Saxena hat sich aus einem Gefängnis in Vancouver, Kanada, wo er einen Auslieferungsantrag bekämpft, zu Wort gemeldet. Er und andere, wie etwa der allseits bekannte saudi-arabische Finanzier Adnan Kashoggi, werden von thailändischen Autoritäten in Zusammenhang mit Geldwäsche gesucht. Saxena war früher Berater bei der Bank für Wirtschaft in Bangkok und soll US-$ 88 Mio. veruntreut haben. Vom Gefängnis aus soll er den ganzen Deal mitorganisiert haben. Saxena meldete sich mit der Meinung zu Wort, daß Leute innerhalb der britischen, aber auch der nigerianischen Regierung Bescheid gewußt haben. Der Diamantenhandel hat seine eigenen Gesetze, so scheint es zumindest. Aber auch Nigeria will wahrscheinlich seinen Schnitt am Geschäft machen, so wie schon in Liberia.
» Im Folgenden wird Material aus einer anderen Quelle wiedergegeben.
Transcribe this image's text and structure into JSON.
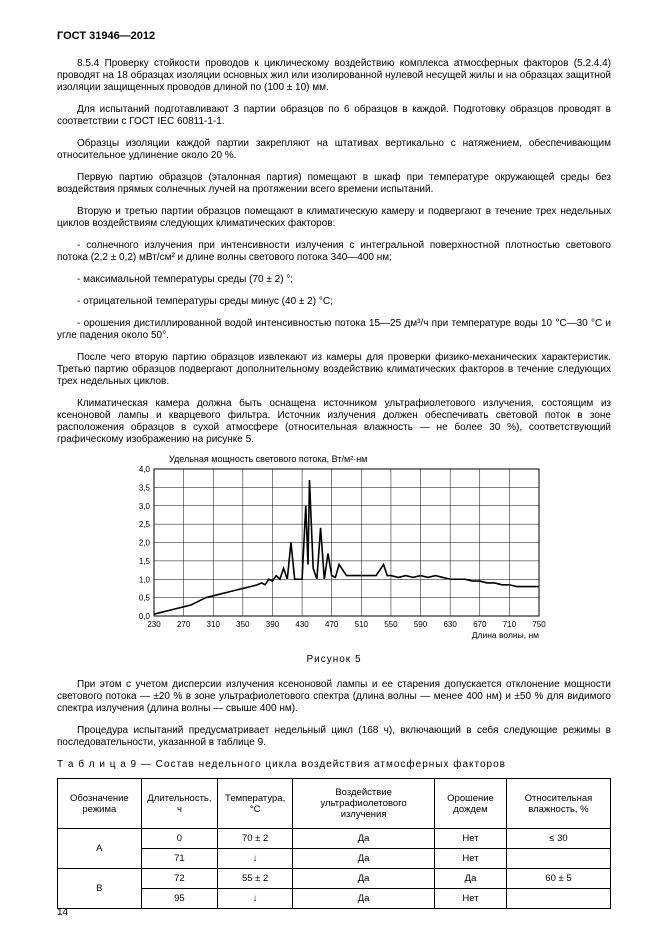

Die tatsächliche Niederlage der Miliärjunta des Paul Koroma im März soll laut offiziellen Angaben aber der Intervention der nigerianischen Militärjunta geschuldet sein, und nicht etwaigen Söldnern. Nigeria wiederum verfolgt unter der Deckung der westafrikanischen friedenserhaltenden Truppe Ecomog ihre regionale Vormachtpolitk in Westafrika. Unterstützt wurde die Ecomog durch die vor Freetown liegenden HMS Cornwall und HMS Monmouth. Söldner von Sandline haben inmitten der Unruhen ein Dammprojekt bei Bumbuna gegen die Militärjunta gehalten. Sie wurden von nigerianischen Soldaten verstärkt.

Es bleibt unklar, wer die 100 Tonnen an Waffen eigentlich verwendet hat, wenn es nicht bezahlte Söldnertruppen waren. Frieden hat es Sierra Leone nicht gebracht, aus dem Osten des Landes strömen die Flüchtlinge vor dem Guerillakrieg ins sichere Freetown. Denn im Osten liegen die meisten mineralischen Vorkommen. Im Norden halten die Kamajor-Milizen des Präsidenten Kabbah die Diamantenregion Kono.

Aufgeflogen ist die Affäre durch die Zeitschrift Africa Confidential, die man auch online gegen teures Geld beziehen kann.